Aeneas turned nervously as the door opened and Anne came in. The doorway crowded with clansfolk, M
c
Intosh and Farquharson. News travels fast by word of mouth. Anne stopped beside MacGillivray, flashed him her brightest smile, took hold of his hand and laid the still warm egg in his open palm.
‘To keep it safe,’ she said. Then she walked over to her stepmother and Aeneas, words of congratulations ready on her tongue. On the floor beside her half-sister’s feet, the crystal decanter lay shattered in a pool of red wine. Elizabeth’s expression appeared to be frozen, giving nothing away. Well-known faces peered in the window, scuffling for space to see. Lady Farquharson seemed waxen, and stiff as an over-starched apron. Anne stopped in front of her and waited, expectantly. The older woman gulped.
‘Aeneas –’ she stopped, then started again. ‘Aeneas has something to say to you.’
Behind Anne, Elizabeth squeaked and grabbed the tray of glasses off the table. Anne looked round at her sister, who cradled the tray in her arms. Did she expect her to explode with rage? It would be good, at least, to have Invercauld to herself and James. She turned her full glittering gaze on Aeneas. But he only stared back at her. No words came.
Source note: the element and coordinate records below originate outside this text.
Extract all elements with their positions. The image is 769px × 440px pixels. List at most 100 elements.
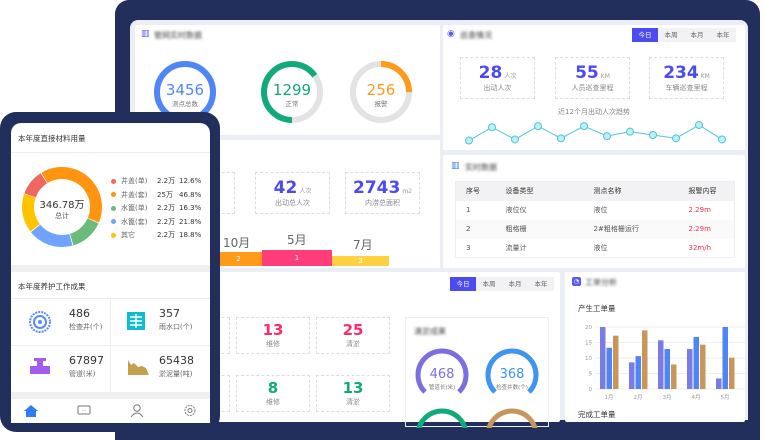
card-title: 清淤成果	[414, 327, 446, 336]
bar-chart-icon: ▥	[141, 29, 150, 39]
legend-dot	[111, 219, 116, 224]
bar	[635, 356, 641, 389]
divider	[11, 265, 210, 272]
legend-item: 其它 2.2万 18.8%	[111, 230, 201, 240]
trend-point	[465, 136, 473, 145]
legend-dot	[111, 232, 116, 238]
work-label: 雨水口(个)	[159, 323, 193, 331]
trend-line	[468, 124, 723, 141]
legend-name: 井盖(套)	[121, 190, 148, 199]
donut-slice	[22, 167, 102, 247]
stat-value: 28	[478, 63, 503, 83]
legend-amount: 2.2万	[157, 217, 176, 226]
tab-week[interactable]: 本周	[658, 28, 684, 42]
result-value: 368	[500, 367, 525, 382]
trend-line-chart	[465, 121, 726, 145]
stat-value: 42	[273, 178, 298, 198]
nav-home[interactable]: 首页	[24, 402, 38, 423]
tab-month[interactable]: 本月	[502, 277, 528, 291]
x-tick-label: 3月	[663, 394, 672, 401]
home-icon	[24, 402, 38, 421]
bar	[606, 347, 612, 389]
tab-today[interactable]: 今日	[450, 277, 476, 291]
table-cell: 2	[466, 225, 471, 233]
manhole-icon	[29, 311, 51, 337]
table-cell: 2.29m	[688, 225, 711, 233]
col-header: 序号	[466, 187, 480, 196]
stat-label: 清淤	[346, 398, 360, 406]
tab-year[interactable]: 本年	[710, 28, 736, 42]
nav-gear[interactable]	[183, 402, 197, 421]
legend-item: 水篦(套) 2.2万 21.8%	[111, 217, 201, 227]
stat-card: 13 清淤	[316, 375, 390, 412]
bar	[687, 349, 693, 389]
bar	[716, 378, 722, 389]
chart-title: 完成工单量	[578, 410, 616, 419]
stat-value: 13	[342, 379, 364, 397]
nav-chat[interactable]: ···	[77, 402, 91, 421]
tab-today[interactable]: 今日	[632, 28, 658, 42]
x-tick-label: 5月	[721, 394, 730, 401]
stat-value: 25	[342, 321, 364, 339]
stat-card: 25 清淤	[316, 317, 390, 354]
table-row[interactable]: 1 液位仪 液位 2.29m	[455, 200, 735, 220]
grate-icon	[126, 311, 146, 335]
svg-text:···: ···	[82, 408, 87, 414]
work-value: 67897	[69, 354, 104, 367]
phone-screen: 本年度直接材料用量 346.78万 总计 井盖(单) 2.2万 12.6% 井盖(套)…	[11, 123, 210, 423]
stat-card: 28 人次 出动人次	[460, 57, 535, 99]
table-cell: 液位	[593, 206, 608, 214]
realtime-panel: ▥ 实时数据 序号 设备类型 测点名称 报警内容 1 液位仪 液位 2.29m 2 粗格栅 2#粗…	[443, 155, 745, 268]
table-header: 序号 设备类型 测点名称 报警内容	[455, 181, 735, 201]
table-cell: 粗格栅	[505, 225, 527, 233]
work-order-bar-chart: 0 5 10 15 20 1月 2月 3月 4月 5月	[585, 325, 745, 401]
x-tick-label: 1月	[605, 394, 614, 401]
trend-point	[488, 123, 496, 132]
bar	[693, 336, 699, 389]
stat-card: 2743 m2 内涝总面积	[345, 172, 420, 214]
donut-total-label: 总计	[55, 212, 69, 220]
result-label: 管道长(米)	[429, 383, 455, 391]
stat-label: 维修	[266, 340, 280, 348]
stat-card: 8 维修	[236, 375, 310, 412]
table-row[interactable]: 2 粗格栅 2#粗格栅运行 2.29m	[455, 219, 735, 239]
pipe-icon	[29, 358, 51, 380]
table-cell: 液位	[593, 243, 608, 252]
chat-icon: ···	[77, 402, 91, 421]
rank-bar: 3	[332, 256, 389, 266]
nav-label: 首页	[24, 421, 38, 423]
divider	[11, 152, 210, 153]
trend-point	[672, 134, 680, 143]
legend-pct: 16.3%	[179, 204, 202, 212]
panel-title: 管网实时数据	[154, 31, 202, 40]
table-cell: 液位仪	[505, 206, 527, 214]
table-cell: 32m/h	[688, 243, 712, 252]
bar	[664, 349, 670, 389]
stat-label: 出动人次	[483, 84, 512, 92]
trend-point	[557, 134, 565, 143]
legend-pct: 21.8%	[179, 217, 202, 226]
trend-point	[695, 121, 703, 129]
tab-week[interactable]: 本周	[476, 277, 502, 291]
donut-total: 346.78万	[39, 200, 85, 211]
y-tick-label: 0	[589, 387, 593, 393]
table-row[interactable]: 3 流量计 液位 32m/h	[455, 238, 735, 258]
work-value: 486	[69, 307, 90, 320]
col-header: 报警内容	[688, 187, 717, 196]
material-donut-chart	[22, 167, 102, 247]
work-title: 本年度养护工作成果	[18, 282, 86, 291]
legend-dot	[111, 178, 116, 184]
table-cell: 1	[466, 206, 471, 214]
col-header: 测点名称	[593, 187, 622, 196]
result-arc	[415, 348, 469, 394]
tab-year[interactable]: 本年	[528, 277, 554, 291]
legend-dot	[111, 192, 116, 197]
tab-month[interactable]: 本月	[684, 28, 710, 42]
legend-amount: 2.2万	[157, 177, 176, 185]
nav-user[interactable]	[130, 402, 144, 421]
stat-label: 内涝总面积	[365, 199, 400, 207]
bar-chart-icon: ▥	[451, 161, 460, 171]
gauge-label: 正常	[286, 99, 299, 108]
legend-item: 水篦(单) 2.2万 16.3%	[111, 203, 201, 213]
maintenance-tabs: 今日 本周 本月 本年	[450, 277, 554, 291]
‘I presume you mean to say it out loud,’ Anne prompted.
‘Will you be my wife?’ he said. It burst out of him, like a sneeze he’d been fighting to control for some time.
It was not what Anne expected to hear. But she had heard and did not need to ask him to repeat it. Everyone in the room had heard. They had heard it before, expected it. That was why the decanter lay broken, why her stepmother and sister stood frozen. Now they anticipated her response. Nobody breathed. The clansfolk in the doorway had heard and passed it on to those outside so it murmured round the house like the wind. Anne leant back on her heels, shocked and becoming more and more so. MacGillivray shifted the egg, still cupped in his hands, to safety behind his back. Elizabeth lifted a protective arm in front of the wine glasses and screwed her eyes shut. Anne let out her breath.
‘Yes,’ she answered. ‘I will.’
The egg in MacGillivray’s hands shattered. Elizabeth’s tray tipped and the four wine glasses fell to the floor, breaking in turn like a peal of bells. Lady Farquharson’s spine gave way and she folded like a rag doll into the chair behind her.
Aeneas, not knowing what else to do, moved towards Anne to kiss her. Then he realized his sword and dirk would get in the way and stopped to swing them both behind him. He took hold of her then, but realized he still had his bonnet on. Without letting her go, he whipped the hat off, tossed it on the table. But now he was about to kiss this woman who’d kept running through his mind since that day at the loch and whose deep blue eyes were now dark as flood water he might drown in, wanted to drown in, and she was waiting, and he knew if he didn’t stop now he might never stop, so he stopped.